If you turned the gender tables on that story — 15-year-old girl falls for 40-year-old male teacher — many more eyebrows would be raised. (Yet more proof that the way we consider the behaviour of men and women is inconsistent and hypocritical.) As it is, a new book by Figaro journalist Anne Fulda about how the young Macron’s parents tried to prevent the match is playing into our insatiable desire for tittle-tattle. What emerges, however, is more a story of enduring love. Apparently, Emmanuel Macron went off to Paris to make his fortune and told Brigitte that he would be back to marry her.

They married in 2007, some 14 years after their initial meeting. And they are still together. Scandaleux.

It would be interesting to see the coverage if a similar political relationship emerged here. To be fair, we have been rather Gallic in our tendency to ignore, or at least underplay, the private shenanigans of our politicians.

In France, the infidelity of former president François Mitterrand was known about for years but was treated discreetly. When he died in 1996, his wife, his lover, and her daughter all famously mourned him together at the funeral.

Here, former taoiseach Charles Haughey’s relationship with social diarist Terry Keane was more of an open secret; one she wrote about with relish in her columns in the Sunday Independent.

The story never ventured outside those columns, as it would have in the UK, until she spoke about it openly on the Late Late Show in 1999.

The reaction to that interview was interesting; many erred on the side of discretion and felt, if not for Haughey himself, for his family.

You would probably have to go back to the story of Charles Stewart Parnell and his long-term relationship with married woman Kitty O’Shea to find a case where an Irish politician’s private life cost them their career.

When Labour junior minister Emmet Stagg was questioned by police in 1994 after being found with a gay man in his parked car in an area of a Dublin park frequented by male prostitutes, the public anger instead focused on the police officer who leaked the story.

The junior minister had done nothing illegal. There was a frenzy in the tabloids, but the man was allowed to go on with his job — and his life. I remember feeling proud to be Irish at the time.

Restraint, alas, has become a thing of the past, in France at least. Perhaps it started with Nicholas Sarkozy, whose presidental term began with a divorce from his second wife and, later, his marriage to pop star Carla Bruni.

That’s celeb gold in any language, and what the French call the people or celebrity press jumped on the story. It helped that the president was fond of bling and media attention, but a Rubicon had been crossed.

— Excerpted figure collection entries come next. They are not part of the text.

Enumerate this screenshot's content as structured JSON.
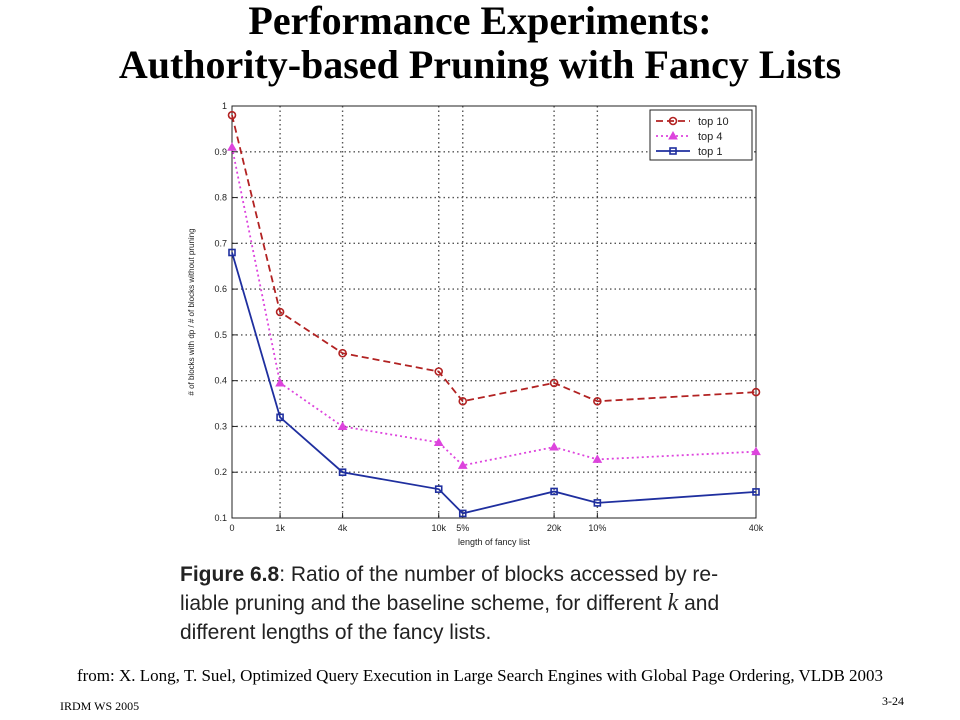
{
  "slide": {
    "title_line1": "Performance Experiments:",
    "title_line2": "Authority-based Pruning with Fancy Lists",
    "caption_label": "Figure 6.8",
    "caption_text_1": ": Ratio of the number of blocks accessed by re-",
    "caption_text_2a": "liable pruning and the baseline scheme, for different ",
    "caption_k": "k",
    "caption_text_2b": " and",
    "caption_text_3": "different lengths of the fancy lists.",
    "source": "from: X. Long, T. Suel, Optimized Query Execution in Large Search Engines with Global Page Ordering, VLDB 2003",
    "footer_left": "IRDM WS 2005",
    "footer_right": "3-24"
  },
  "chart_data": {
    "type": "line",
    "xlabel": "length of fancy list",
    "ylabel": "# of blocks with dp / # of blocks without pruning",
    "categories": [
      "0",
      "1k",
      "4k",
      "10k",
      "5%",
      "20k",
      "10%",
      "40k"
    ],
    "x_positions": [
      0,
      1,
      2.3,
      4.3,
      4.8,
      6.7,
      7.6,
      10.9
    ],
    "ylim": [
      0.1,
      1
    ],
    "yticks": [
      0.1,
      0.2,
      0.3,
      0.4,
      0.5,
      0.6,
      0.7,
      0.8,
      0.9,
      1
    ],
    "ytick_labels": [
      "0.1",
      "0.2",
      "0.3",
      "0.4",
      "0.5",
      "0.6",
      "0.7",
      "0.8",
      "0.9",
      "1"
    ],
    "grid": true,
    "legend_position": "top-right",
    "series": [
      {
        "name": "top 10",
        "color": "#b22222",
        "dash": "7,4",
        "marker": "circle",
        "values": [
          0.98,
          0.55,
          0.46,
          0.42,
          0.355,
          0.395,
          0.355,
          0.375
        ]
      },
      {
        "name": "top 4",
        "color": "#dd44dd",
        "dash": "2,3",
        "marker": "triangle",
        "values": [
          0.91,
          0.395,
          0.3,
          0.265,
          0.215,
          0.255,
          0.228,
          0.245
        ]
      },
      {
        "name": "top 1",
        "color": "#1f2f9f",
        "dash": "",
        "marker": "square",
        "values": [
          0.68,
          0.32,
          0.2,
          0.163,
          0.11,
          0.158,
          0.133,
          0.157
        ]
      }
    ]
  }
}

His term was followed by François Hollande, a man with a complicated personal life. Remember those paparazzi photographs of him zooming towards his lover on the back of a scooter?

The magazine Closer ran a seven-page exposé on his alleged tryst with actress Julie Gayet. The French public was offended, not by Hollande’s behaviour, but by the magazine’s indiscretion.

When the former president refused to answer questions about his private life, three in four people said he was absolutely right to do so.

Let’s hope that the fuss about the new French president and his wife is just a giddy response to the inauguration of a new first couple.

If no laws are being broken and no public money passes hands (nepotism included), a politician’s private life should remain private.

The blurring of the private and professional doesn’t do anybody any favours — it plays into the hands of those who would have us focus on the image rather than the reality.

For instance, what has been added to the body of universal knowledge after all that press ‘analysis’ of the ‘amazing coincidence’ that the First Lady of the US, Melania Trump, and the First Lady of France, Brigitte Trogneux, both wore powder-blue at their husbands’ inaugurations?

Ironically, Spin, a French political drama series about the political workings of the Élysée Palace finished last night on More4. The show’s ‘scandal’ was that the president’s young lover was pregnant and he wanted to divorce his wife. His older, childless wife. How very old hat.

If we can learn anything from the beginning of the Macron presidency, it is this. The untidy business of relationships is complex, nuanced — and, quite frankly, none of our business.